In 11:19 and in 36:26 He says that He will transform their hearts and spirit. In 18:31 He says that they are to transform their own hearts and spirits. God goes before and after and in the middle is our responsibility.
The context of the book is, "I shall bring their conduct down on their heads." But the context is also, "they will know that I am the Lord." That phrase is repeated over and over throughout the book. As He calls them to account on their idolatrous ways they will know that He is God. As He cleanses them of their rebellion they will know that He is God. As He restores and heals them they will know that He is the Lord. As He shows them compassion, mercy, love and His power, they will know that HE is LORD.
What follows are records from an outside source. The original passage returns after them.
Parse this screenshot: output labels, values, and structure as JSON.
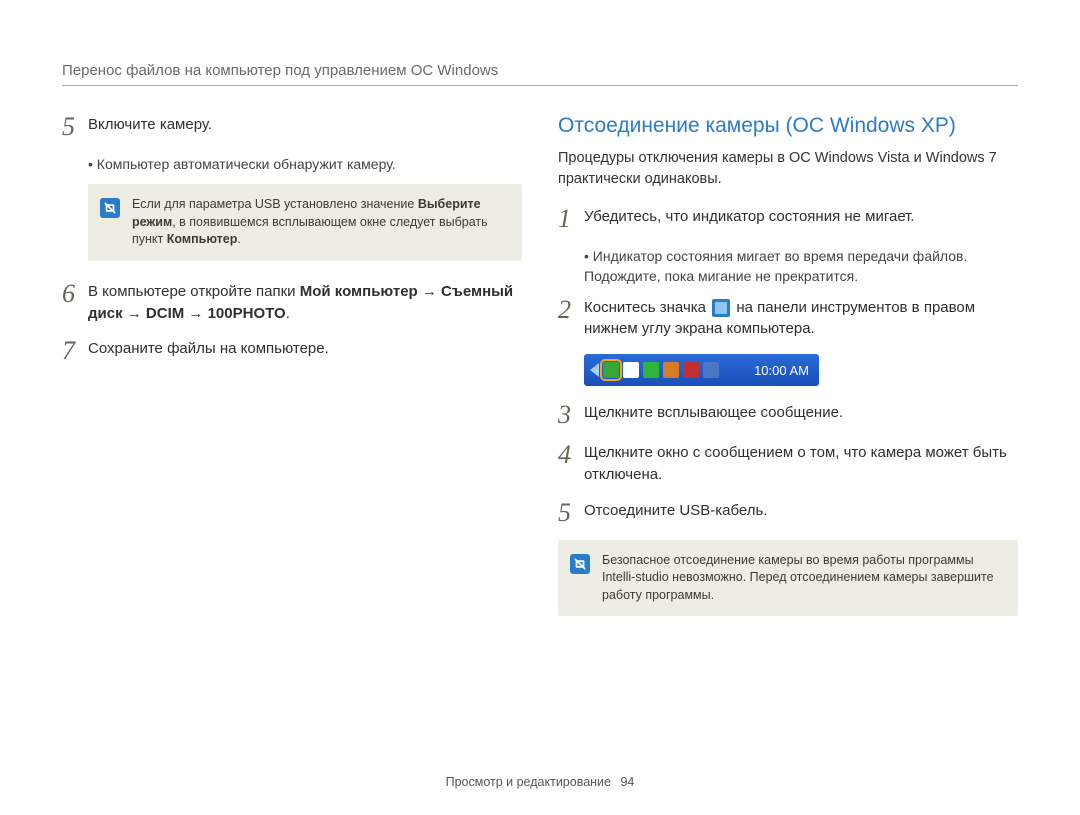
{
  "header": "Перенос файлов на компьютер под управлением ОС Windows",
  "left": {
    "step5": {
      "num": "5",
      "text": "Включите камеру."
    },
    "step5_sub": "Компьютер автоматически обнаружит камеру.",
    "note1_pre": "Если для параметра USB установлено значение ",
    "note1_b1": "Выберите режим",
    "note1_mid": ", в появившемся всплывающем окне следует выбрать пункт ",
    "note1_b2": "Компьютер",
    "note1_post": ".",
    "step6": {
      "num": "6",
      "pre": "В компьютере откройте папки ",
      "b": "Мой компьютер → Съемный диск → DCIM → 100PHOTO",
      "post": "."
    },
    "step7": {
      "num": "7",
      "text": "Сохраните файлы на компьютере."
    }
  },
  "right": {
    "heading": "Отсоединение камеры (ОС Windows XP)",
    "intro": "Процедуры отключения камеры в ОС Windows Vista и Windows 7 практически одинаковы.",
    "step1": {
      "num": "1",
      "text": "Убедитесь, что индикатор состояния не мигает."
    },
    "step1_sub": "Индикатор состояния мигает во время передачи файлов. Подождите, пока мигание не прекратится.",
    "step2": {
      "num": "2",
      "pre": "Коснитесь значка ",
      "post": " на панели инструментов в правом нижнем углу экрана компьютера."
    },
    "taskbar_time": "10:00 AM",
    "step3": {
      "num": "3",
      "text": "Щелкните всплывающее сообщение."
    },
    "step4": {
      "num": "4",
      "text": "Щелкните окно с сообщением о том, что камера может быть отключена."
    },
    "step5": {
      "num": "5",
      "text": "Отсоедините USB-кабель."
    },
    "note2": "Безопасное отсоединение камеры во время работы программы Intelli-studio невозможно. Перед отсоединением камеры завершите работу программы."
  },
  "footer": {
    "section": "Просмотр и редактирование",
    "page": "94"
  }
}
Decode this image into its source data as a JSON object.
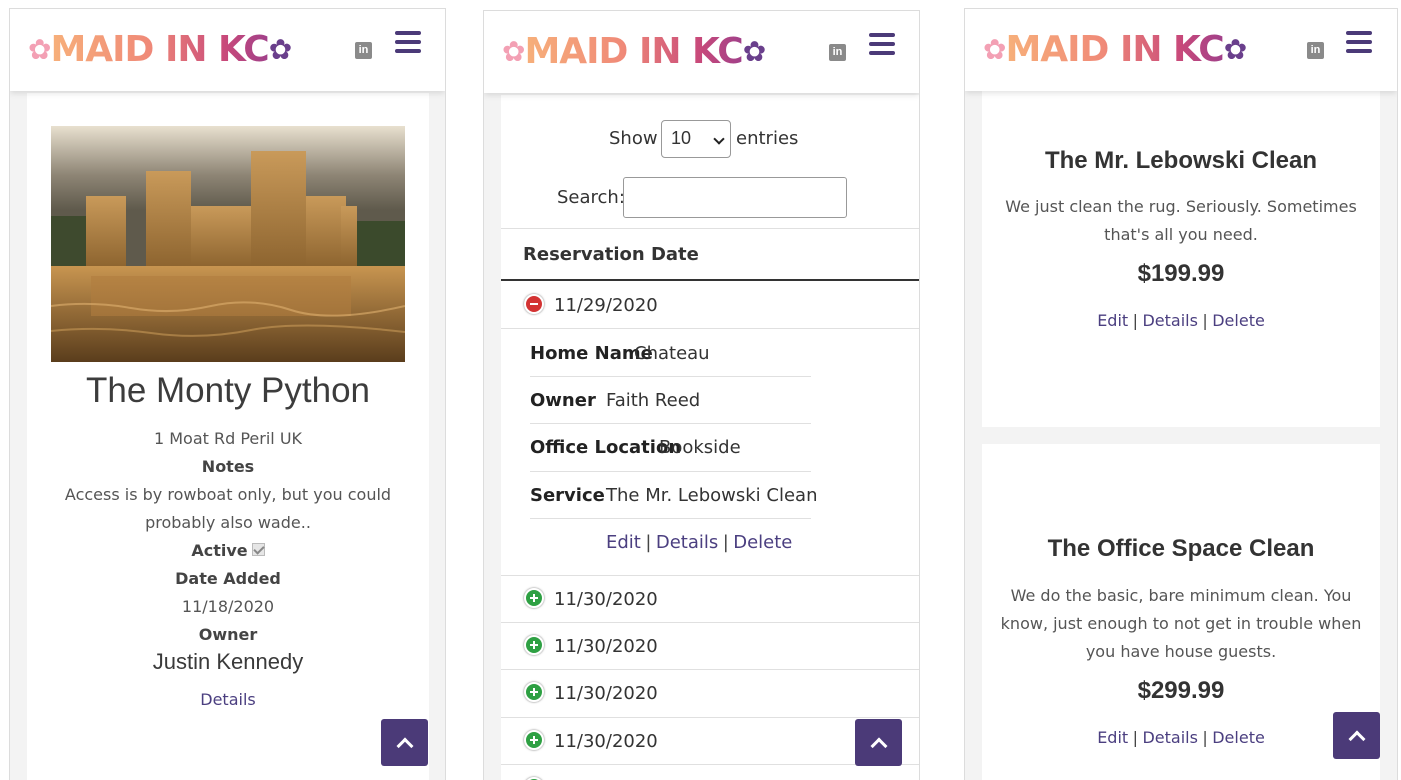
{
  "brand": {
    "logo_text": "MAID IN KC"
  },
  "home_detail": {
    "title": "The Monty Python",
    "address": "1 Moat Rd Peril UK",
    "notes_label": "Notes",
    "notes_line1": "Access is by rowboat only, but you could",
    "notes_line2": "probably also wade..",
    "active_label": "Active",
    "active_checked": true,
    "date_added_label": "Date Added",
    "date_added": "11/18/2020",
    "owner_label": "Owner",
    "owner_name": "Justin Kennedy",
    "details_link": "Details"
  },
  "reservations": {
    "show_label": "Show",
    "entries_select": "10",
    "entries_label": "entries",
    "search_label": "Search:",
    "search_value": "",
    "column_header": "Reservation Date",
    "expanded": {
      "date": "11/29/2020",
      "home_name_label": "Home Name",
      "home_name": "Chateau",
      "owner_label": "Owner",
      "owner": "Faith Reed",
      "office_label": "Office Location",
      "office": "Bookside",
      "service_label": "Service",
      "service": "The Mr. Lebowski Clean",
      "edit": "Edit",
      "details": "Details",
      "delete": "Delete",
      "sep": "|"
    },
    "rows": [
      "11/30/2020",
      "11/30/2020",
      "11/30/2020",
      "11/30/2020"
    ]
  },
  "services": [
    {
      "title": "The Mr. Lebowski Clean",
      "desc_line1": "We just clean the rug. Seriously. Sometimes",
      "desc_line2": "that's all you need.",
      "price": "$199.99",
      "edit": "Edit",
      "details": "Details",
      "delete": "Delete",
      "sep": "|"
    },
    {
      "title": "The Office Space Clean",
      "desc_line1": "We do the basic, bare minimum clean. You",
      "desc_line2": "know, just enough to not get in trouble when",
      "desc_line3": "you have house guests.",
      "price": "$299.99",
      "edit": "Edit",
      "details": "Details",
      "delete": "Delete",
      "sep": "|"
    }
  ],
  "icons": {
    "linkedin": "linkedin-icon",
    "menu": "hamburger-menu-icon",
    "scroll_top": "chevron-up-icon"
  },
  "colors": {
    "accent_purple": "#4b3a78",
    "expand_green": "#2ea043",
    "collapse_red": "#d33333"
  }
}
At times I forget that He is God. That He is Lord. My heart turns to other things. I don't think of them as idols, I don't believe at those times that I am abandoning God to go after idols, but I absolutely am. Anything I place above or before Him is an idol. Everything I fear or love more than Him is idolatry. As I read through Ezekial, I see how my sin breaks God's heart and I grieve. I realize how much I have become part of a culture that cares little for Him. I see that I daily live as god of my own life while still proclaiming to follow Him. I need to make for myself a new heart and a new spirit knowing that He goes before me and after and that my responsibility lies in the moment by moment decision to "know that I am the LORD."